In an infinite geometric sequence the fourth term is 18, what is the smallest possible sum of all the terms?
My steps
If $s=\frac{a}{1-r}$ we can do the following:
$$\frac{a}{1-r}*\frac{r^3}{r^3}=\frac{ar^3}{r^3-r^4}$$
and then we do substitution to get the following:
$$\frac{18}{r^3(1-r)}$$
so then I thought that in order to make the sum the smallest possible number we ought to make the denominator super small, so then I know that the "zeroes" of $r^3-r^4$ are $0$ & $1$ so then the minimum must be at when x=0.5 but then according to a "math genius" he said that I was wrong.

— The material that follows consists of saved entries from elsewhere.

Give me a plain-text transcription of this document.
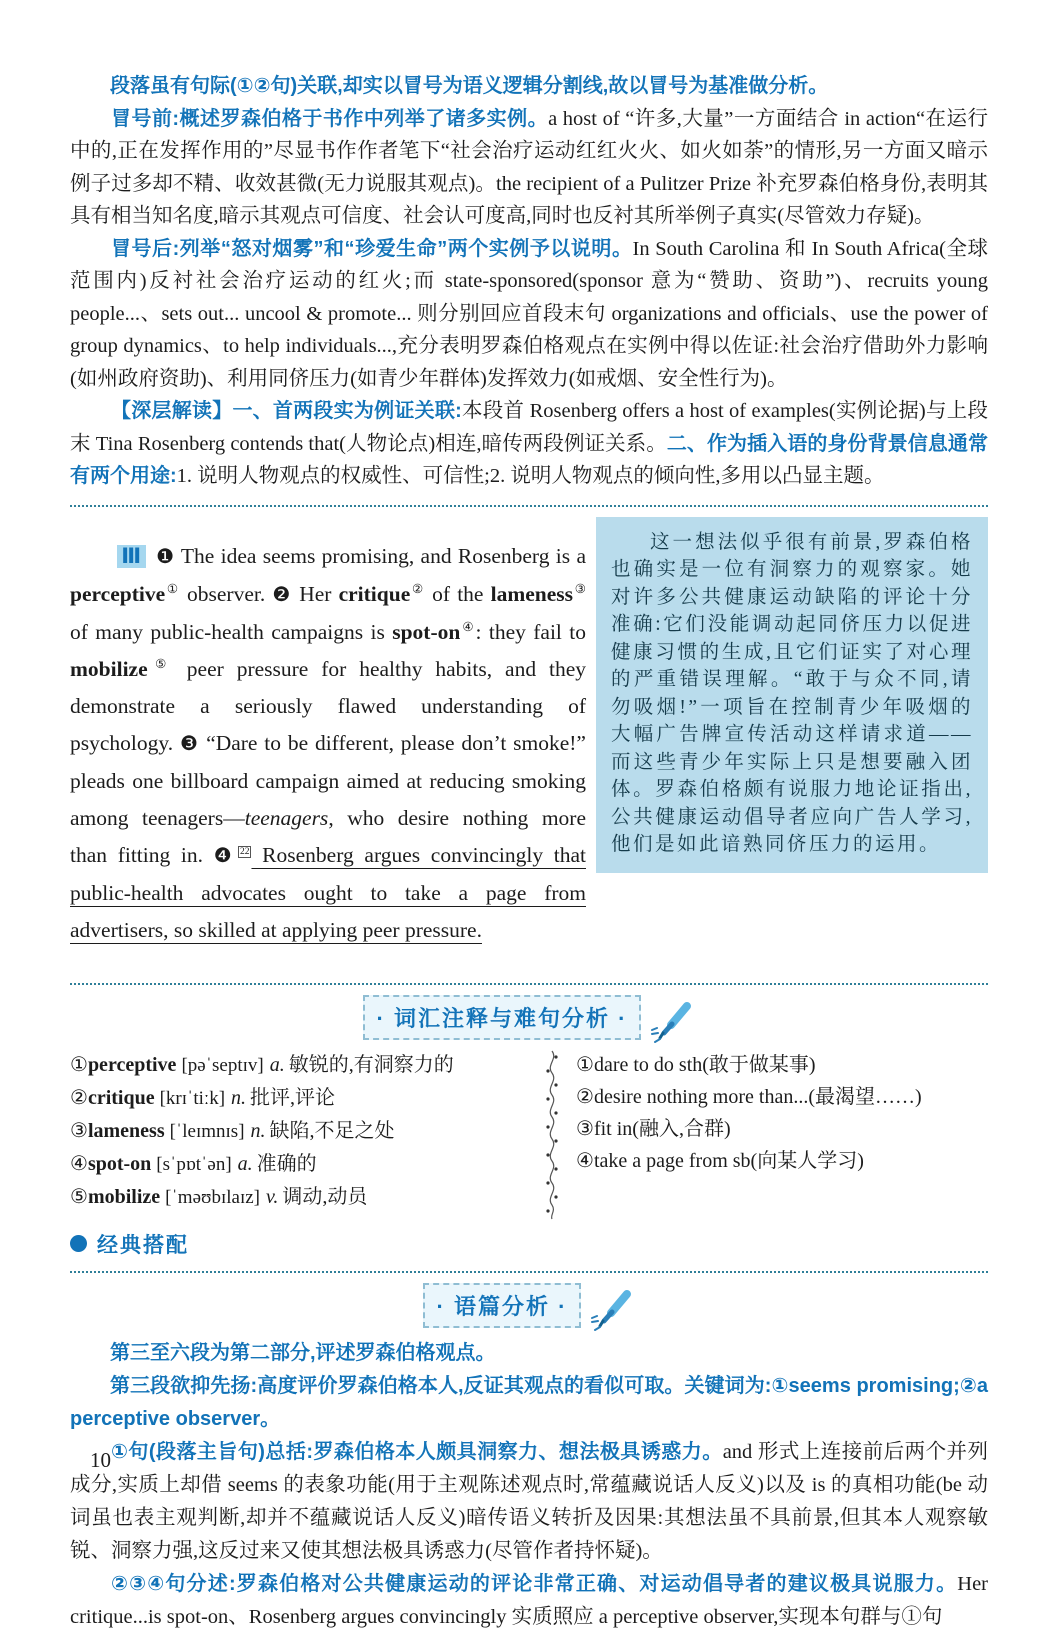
段落虽有句际(①②句)关联,却实以冒号为语义逻辑分割线,故以冒号为基准做分析。

冒号前:概述罗森伯格于书作中列举了诸多实例。a host of “许多,大量”一方面结合 in action“在运行中的,正在发挥作用的”尽显书作作者笔下“社会治疗运动红红火火、如火如荼”的情形,另一方面又暗示例子过多却不精、收效甚微(无力说服其观点)。the recipient of a Pulitzer Prize 补充罗森伯格身份,表明其具有相当知名度,暗示其观点可信度、社会认可度高,同时也反衬其所举例子真实(尽管效力存疑)。

冒号后:列举“怒对烟雾”和“珍爱生命”两个实例予以说明。In South Carolina 和 In South Africa(全球范围内)反衬社会治疗运动的红火;而 state-sponsored(sponsor 意为“赞助、资助”)、recruits young people...、sets out... uncool & promote... 则分别回应首段末句 organizations and officials、use the power of group dynamics、to help individuals...,充分表明罗森伯格观点在实例中得以佐证:社会治疗借助外力影响(如州政府资助)、利用同侪压力(如青少年群体)发挥效力(如戒烟、安全性行为)。

【深层解读】一、首两段实为例证关联:本段首 Rosenberg offers a host of examples(实例论据)与上段末 Tina Rosenberg contends that(人物论点)相连,暗传两段例证关系。二、作为插入语的身份背景信息通常有两个用途:1. 说明人物观点的权威性、可信性;2. 说明人物观点的倾向性,多用以凸显主题。

Ⅲ ❶ The idea seems promising, and Rosenberg is a perceptive① observer. ❷ Her critique② of the lameness③ of many public-health campaigns is spot-on④: they fail to mobilize⑤ peer pressure for healthy habits, and they demonstrate a seriously flawed understanding of psychology. ❸ “Dare to be different, please don’t smoke!” pleads one billboard campaign aimed at reducing smoking among teenagers—teenagers, who desire nothing more than fitting in. ❹ $^{22}$ Rosenberg argues convincingly that public-health advocates ought to take a page from advertisers, so skilled at applying peer pressure.

这一想法似乎很有前景,罗森伯格也确实是一位有洞察力的观察家。她对许多公共健康运动缺陷的评论十分准确:它们没能调动起同侪压力以促进健康习惯的生成,且它们证实了对心理的严重错误理解。“敢于与众不同,请勿吸烟!”一项旨在控制青少年吸烟的大幅广告牌宣传活动这样请求道——而这些青少年实际上只是想要融入团体。罗森伯格颇有说服力地论证指出,公共健康运动倡导者应向广告人学习,他们是如此谙熟同侪压力的运用。

· 词汇注释与难句分析 ·
①perceptive [pəˈseptɪv] a. 敏锐的,有洞察力的
②critique [krɪˈtiːk] n. 批评,评论
③lameness [ˈleɪmnɪs] n. 缺陷,不足之处
④spot-on [sˈpɒtˈən] a. 准确的
⑤mobilize [ˈməʊbɪlaɪz] v. 调动,动员
①dare to do sth(敢于做某事)
②desire nothing more than...(最渴望……)
③fit in(融入,合群)
④take a page from sb(向某人学习)
经典搭配
· 语篇分析 ·

第三至六段为第二部分,评述罗森伯格观点。

第三段欲抑先扬:高度评价罗森伯格本人,反证其观点的看似可取。关键词为:①seems promising;②a perceptive observer。

①句(段落主旨句)总括:罗森伯格本人颇具洞察力、想法极具诱惑力。and 形式上连接前后两个并列成分,实质上却借 seems 的表象功能(用于主观陈述观点时,常蕴藏说话人反义)以及 is 的真相功能(be 动词虽也表主观判断,却并不蕴藏说话人反义)暗传语义转折及因果:其想法虽不具前景,但其本人观察敏锐、洞察力强,这反过来又使其想法极具诱惑力(尽管作者持怀疑)。

②③④句分述:罗森伯格对公共健康运动的评论非常正确、对运动倡导者的建议极具说服力。Her critique...is spot-on、Rosenberg argues convincingly 实质照应 a perceptive observer,实现本句群与①句

10
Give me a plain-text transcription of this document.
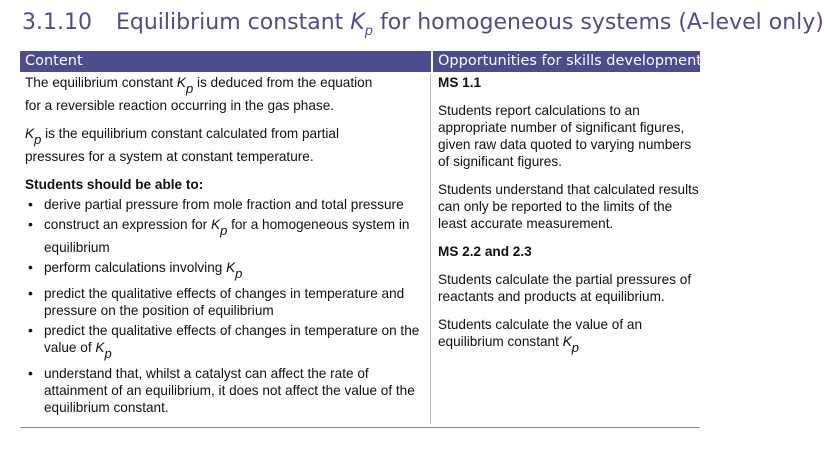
3.1.10 Equilibrium constant $K_p$ for homogeneous systems (A-level only)
Content	Opportunities for skills development

The equilibrium constant Kp is deduced from the equation
for a reversible reaction occurring in the gas phase.

Kp is the equilibrium constant calculated from partial
pressures for a system at constant temperature.

Students should be able to:

• derive partial pressure from mole fraction and total pressure
• construct an expression for Kp for a homogeneous system in equilibrium
• perform calculations involving Kp
• predict the qualitative effects of changes in temperature and pressure on the position of equilibrium
• predict the qualitative effects of changes in temperature on the value of Kp
• understand that, whilst a catalyst can affect the rate of attainment of an equilibrium, it does not affect the value of the equilibrium constant.

MS 1.1

Students report calculations to an appropriate number of significant figures, given raw data quoted to varying numbers of significant figures.

Students understand that calculated results can only be reported to the limits of the least accurate measurement.

MS 2.2 and 2.3

Students calculate the partial pressures of reactants and products at equilibrium.

Students calculate the value of an equilibrium constant Kp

How do I actually go about solving this problem?
Observe that $|r| < 1$, and look at $f(r) = r^3 - r^4\implies f'(r) = 3r^2 - 4r^3 = r^2(3-4r) = 0 \iff r = 0,\frac{3}{4}=0.75$, and $f''(r) = 6r-12r^2\implies f''(0) = 0, f''(\frac{3}{4}) = -\dfrac{9}{4} < 0\implies r = \frac{3}{4}$ yields a maximum by the $2^{\text{nd}}$ derivative test $\implies S_{\text{min}} = \dfrac{18}{0.75^3 - 0.75^4}= ...$